The regular expression is defined in the regex variable. It describes a string that starts with “Name: ” and is followed by at least one other character. The parentheses define groups, which we’ll use to get the part we’re interested in, i.e. the part after “Name: “.

match() will return a match object if zero or more characters at the beginning of the string match the regular expression pattern. Which means we don’t actually need the ‘^‘ at the start of our regex to only match the start of the string.

group() will return one or more subgroups of the match. The zeroth group is the entire match. Thanks to the parentheses in our regex definition we also have a first group (“Name: “) and a second group (the thing we’re after).

which one to use

Going through the options they all have disadvantages:
lstrip() strips characters not strings, but we want to strip a certain string.
split() returns two things of which we need only one after we have lstrip()-ed it.
replace() returns a changed copy of a string, while we just want to parse the original string.
– string slicing ditches the first 6 characters not caring what they are.
– regex feels like a bit too much.

However, two of them have a distinct advantage over the others.
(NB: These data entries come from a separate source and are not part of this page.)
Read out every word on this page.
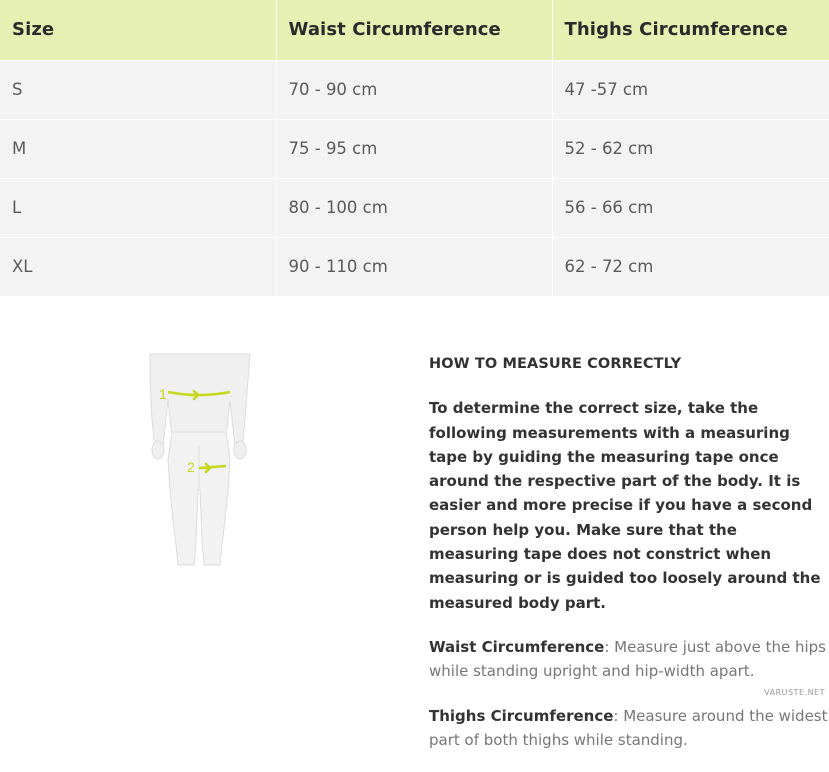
Size	Waist Circumference	Thighs Circumference
S	70 - 90 cm	47 -57 cm
M	75 - 95 cm	52 - 62 cm
L	80 - 100 cm	56 - 66 cm
XL	90 - 110 cm	62 - 72 cm
1
2
HOW TO MEASURE CORRECTLY

To determine the correct size, take the following measurements with a measuring tape by guiding the measuring tape once around the respective part of the body. It is easier and more precise if you have a second person help you. Make sure that the measuring tape does not constrict when measuring or is guided too loosely around the measured body part.

Waist Circumference: Measure just above the hips while standing upright and hip-width apart.

Thighs Circumference: Measure around the widest part of both thighs while standing.

VARUSTE.NET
As I said in the introduction, the context of this problem was the code of an auto-test. More specifically, the “Name: [name]” is returned by Selenium WebDriver as the content of an html tag. So without knowing or seeing the application, just from reading the code that retrieves the content of the tag, you have no idea what this string is that we are manipulating.

So that’s the first thing we want from our solution: it should give as much information about the string we are manipulating as possible. This means that split() and string slicing are not an option. The split() solution only tells you there’s a colon followed by a whitespace in the string. The string slicing solution only tells you there are at least 7 characters in the string.

Secondly, the solution should capture our intention as clearly as possible, which is getting the [name] from the string “Name: [name]”. That means lstrip() is out, because it strips characters, not a specific string.

You could argue something similar for replace(), since the “replace with empty string” is a somewhat clever hack to use something intended for editing to retrieve a specific part of a string. On the other hand, the code is clear enough – unlike lstrip() where the characters-not-string might become a bit of a surprise down the line.

So basically we’re left with replace() and regex. At the office we hadn’t figured out that replace() has a count argument, so based on ‘But what if there’s a “Name: ” in the content of the tag?’, we went with the regex solution. Regardless, I still think that the regex solution is the clearest one.

conclusion

The Zen of Python states: “Explicit is better than implicit.” This one sentence is the reason I can write a whole blog post about what the best way is to get [name] from “Name: [name]”. Code being explicit about what it’s doing and what it is trying to do, matters. The more explicit it is, the better it can serve as documentation.

But what if you have to choose? The regex solution is indeed the clearest – assuming you know some regex, that is. So the solution that’s most explicit about what the string is and what our intentions with it are, is the least explicit about how it does what it does. (Also, if you have trouble understanding what it does, it will be hard to determine the intentions behind the code.) So what now?

Personally I will always trade the code being less explicit about what it does for being more explicit about the thing-under-test and what my intentions are. Because figuring out what the thing-under-test exactly does and what someone’s intentions were, are hard things to do. Learning some new things about a programming language or tool, significantly less so – even if it’s regex.